I´m delivering a Microsoft Fabric project for a customer and we had some great discussions about what strategy we should follow for workspaces. This blog post is those discussions boiled down to couple of pages 😊
When deciding on a workspace strategy for Microsoft Fabric there are several, often conflicting, things to consider.
One is ease of maintenance. The fewer workspace the easier it is to maintain and manage.
Other considerations are segregation of duties, isolation of workloads and security isolation. These call for many workspaces.
Where on the scale an organization ends, is dependent on what is important to the organization and what kind of balance they want to reach.
Things that impact number of workspaces:
- Number of environments (dev, test, pre-prod, prod etc.)
- Number of stages (extract, staging, dw, mart etc,)
- Isolation of workload resources from each other (Data Factory doesn´t use resources for Spark or wise versa)
- Security consideration (developers are not allowed to see production, those doing ingestion should not be able to modify Spark code etc.)
- Ways of working with DevOps (one branch per workspace limitation in Fabric)
What are the outer number of workspaces?
It´s possible to have everything in one workspace but realistically you will always end with at least one workspace per environment (dev, test, prod) or at a minimum one for prod and one for rest. So, the minimum number of workspaces is 2-3.
At the other end of the scale, each workload will have one workspace per environment and each feature will have one workspace. If we imagine that we use Data Factory to ingest data into extract lakehouse, then we use Spark to clean and transform the data into staging lakehouse, then we use Spark to load the data into DW lakehouse, then we build a Power BI semantic model and finally reports on top of that. We then have 3 workspaces for each workload (assuming dev, test and prod). 3 for Data Factory, 3 for the extract lakehouse, 3 for the staging lakehouses, 3 for the dw lakehouses, 3 for the semantic models and 3 for reports. This gives us 15 workspaces. Add to that one workspace per developer for each of the workspaces if you decide to branch the workspace during development. These branch workspaces are temporary while the development happens and are most likely only accessed by the individual developer.
Other things to consider
How your team is compromised will be a deciding factor in what strategy you decide on. If you have a small team of developers which are developing the whole pipeline from ingestion to transformation to semantic models you can use fewer workspace than if you have dedicated developers for each workload. It´s also about trust. If you trust your developers not to mess with each other’s code, you can have fewer workspaces. If you feel you need to isolate workloads from each other, you will need more workspaces.

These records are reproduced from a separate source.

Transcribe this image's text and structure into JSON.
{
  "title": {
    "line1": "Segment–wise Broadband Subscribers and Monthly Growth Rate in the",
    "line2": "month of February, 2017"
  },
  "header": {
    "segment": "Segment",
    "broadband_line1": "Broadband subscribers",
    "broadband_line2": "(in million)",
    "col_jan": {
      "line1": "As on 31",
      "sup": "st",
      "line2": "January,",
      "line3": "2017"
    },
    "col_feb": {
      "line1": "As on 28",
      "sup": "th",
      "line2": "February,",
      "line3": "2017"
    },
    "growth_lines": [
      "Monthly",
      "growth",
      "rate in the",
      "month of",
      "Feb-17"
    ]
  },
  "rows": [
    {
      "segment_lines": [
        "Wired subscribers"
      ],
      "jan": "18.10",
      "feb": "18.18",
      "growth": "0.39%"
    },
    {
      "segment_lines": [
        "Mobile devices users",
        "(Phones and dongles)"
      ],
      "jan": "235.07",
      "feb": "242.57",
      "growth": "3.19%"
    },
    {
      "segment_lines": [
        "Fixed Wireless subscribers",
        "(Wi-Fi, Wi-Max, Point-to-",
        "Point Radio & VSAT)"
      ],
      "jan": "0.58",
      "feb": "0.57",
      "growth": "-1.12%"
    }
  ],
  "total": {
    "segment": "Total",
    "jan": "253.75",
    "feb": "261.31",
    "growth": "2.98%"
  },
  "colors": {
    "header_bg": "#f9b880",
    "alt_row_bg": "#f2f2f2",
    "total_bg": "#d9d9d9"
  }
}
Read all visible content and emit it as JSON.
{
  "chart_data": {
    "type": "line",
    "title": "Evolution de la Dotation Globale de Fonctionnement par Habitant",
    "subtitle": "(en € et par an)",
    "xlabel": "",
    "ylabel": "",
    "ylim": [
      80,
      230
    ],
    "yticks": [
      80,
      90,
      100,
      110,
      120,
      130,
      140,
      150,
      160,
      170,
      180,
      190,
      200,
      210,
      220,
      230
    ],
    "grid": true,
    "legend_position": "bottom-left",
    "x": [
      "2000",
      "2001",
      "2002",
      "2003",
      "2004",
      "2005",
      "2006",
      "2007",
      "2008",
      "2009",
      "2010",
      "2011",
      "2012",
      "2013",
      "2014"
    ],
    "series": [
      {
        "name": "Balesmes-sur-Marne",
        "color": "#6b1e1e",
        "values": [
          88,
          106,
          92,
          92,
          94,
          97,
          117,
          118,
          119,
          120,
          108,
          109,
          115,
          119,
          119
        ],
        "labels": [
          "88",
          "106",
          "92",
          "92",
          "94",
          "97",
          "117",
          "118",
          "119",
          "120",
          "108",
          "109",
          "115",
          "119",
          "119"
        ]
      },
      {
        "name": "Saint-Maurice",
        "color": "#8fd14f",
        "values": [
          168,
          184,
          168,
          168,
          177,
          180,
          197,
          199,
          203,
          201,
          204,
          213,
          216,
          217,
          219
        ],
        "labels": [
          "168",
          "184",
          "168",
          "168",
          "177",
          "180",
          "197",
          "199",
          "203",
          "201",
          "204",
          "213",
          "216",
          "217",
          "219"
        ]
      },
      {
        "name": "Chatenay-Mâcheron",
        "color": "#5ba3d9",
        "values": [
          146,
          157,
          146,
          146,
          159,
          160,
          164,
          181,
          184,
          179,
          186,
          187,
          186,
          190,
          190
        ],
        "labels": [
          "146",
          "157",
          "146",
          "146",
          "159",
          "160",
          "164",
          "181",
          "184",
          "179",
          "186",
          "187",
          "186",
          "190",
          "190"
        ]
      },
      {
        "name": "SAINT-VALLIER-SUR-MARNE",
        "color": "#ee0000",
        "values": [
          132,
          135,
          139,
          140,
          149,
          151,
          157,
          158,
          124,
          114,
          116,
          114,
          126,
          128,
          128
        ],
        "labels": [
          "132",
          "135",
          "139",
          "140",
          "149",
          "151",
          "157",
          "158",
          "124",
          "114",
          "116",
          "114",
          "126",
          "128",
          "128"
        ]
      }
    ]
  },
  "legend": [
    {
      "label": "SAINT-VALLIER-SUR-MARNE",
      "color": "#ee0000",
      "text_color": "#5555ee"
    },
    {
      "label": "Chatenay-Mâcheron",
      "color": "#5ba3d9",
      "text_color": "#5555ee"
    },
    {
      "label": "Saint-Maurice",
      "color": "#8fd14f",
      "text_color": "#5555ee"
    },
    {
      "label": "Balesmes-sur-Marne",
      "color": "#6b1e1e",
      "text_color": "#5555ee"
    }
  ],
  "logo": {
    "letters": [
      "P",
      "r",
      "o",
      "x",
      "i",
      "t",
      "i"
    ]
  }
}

Therefore, there is no one rule for how many workspaces you should have. In my opinion you should be pragmatic about it and try to weigh the need for workload isolation and strict CI/CD protocols against ease of maintenance and development.
Impact of CI/CD on workspace stragegy
If you decide to use CI/CD for your Fabric development, you need to decide how your developers are going to work. You can only have one branch per workspace. This means that if you have more than one feature you want to work on, you need to decide if you work on all of them in one branch (workspace) or if you want to have one branch (workspace) per feature.
My recommendation is to have one branch (workspace) per feature and then when the feature is complete you merge that into the main branch which is connected to your development workspace. It´s important that you clean up the feature workspaces so you don´t end up with hundreds of dormant workspaces with the code in different stages.
At the moment the only way to deploy is via Fabric Deployment Pipelines. Therefore, this is the recommended way to deploy. If and when there are APIs for deployment of Fabric items, you can consider building your own deployment pipeline.
Where did we end with this particular customer?
We decided to go with one workspace per stage per environment. 3 environments (dev, test and prod) and 3 stages (extract, staging, dw) in the Lakehouse. Semantic models will have one workspace per environment. Reports were kept out of the scope as they are not developed frequently by the central team. We therefore will end with 12 workspaces plus workspace per feature while it´s being developed.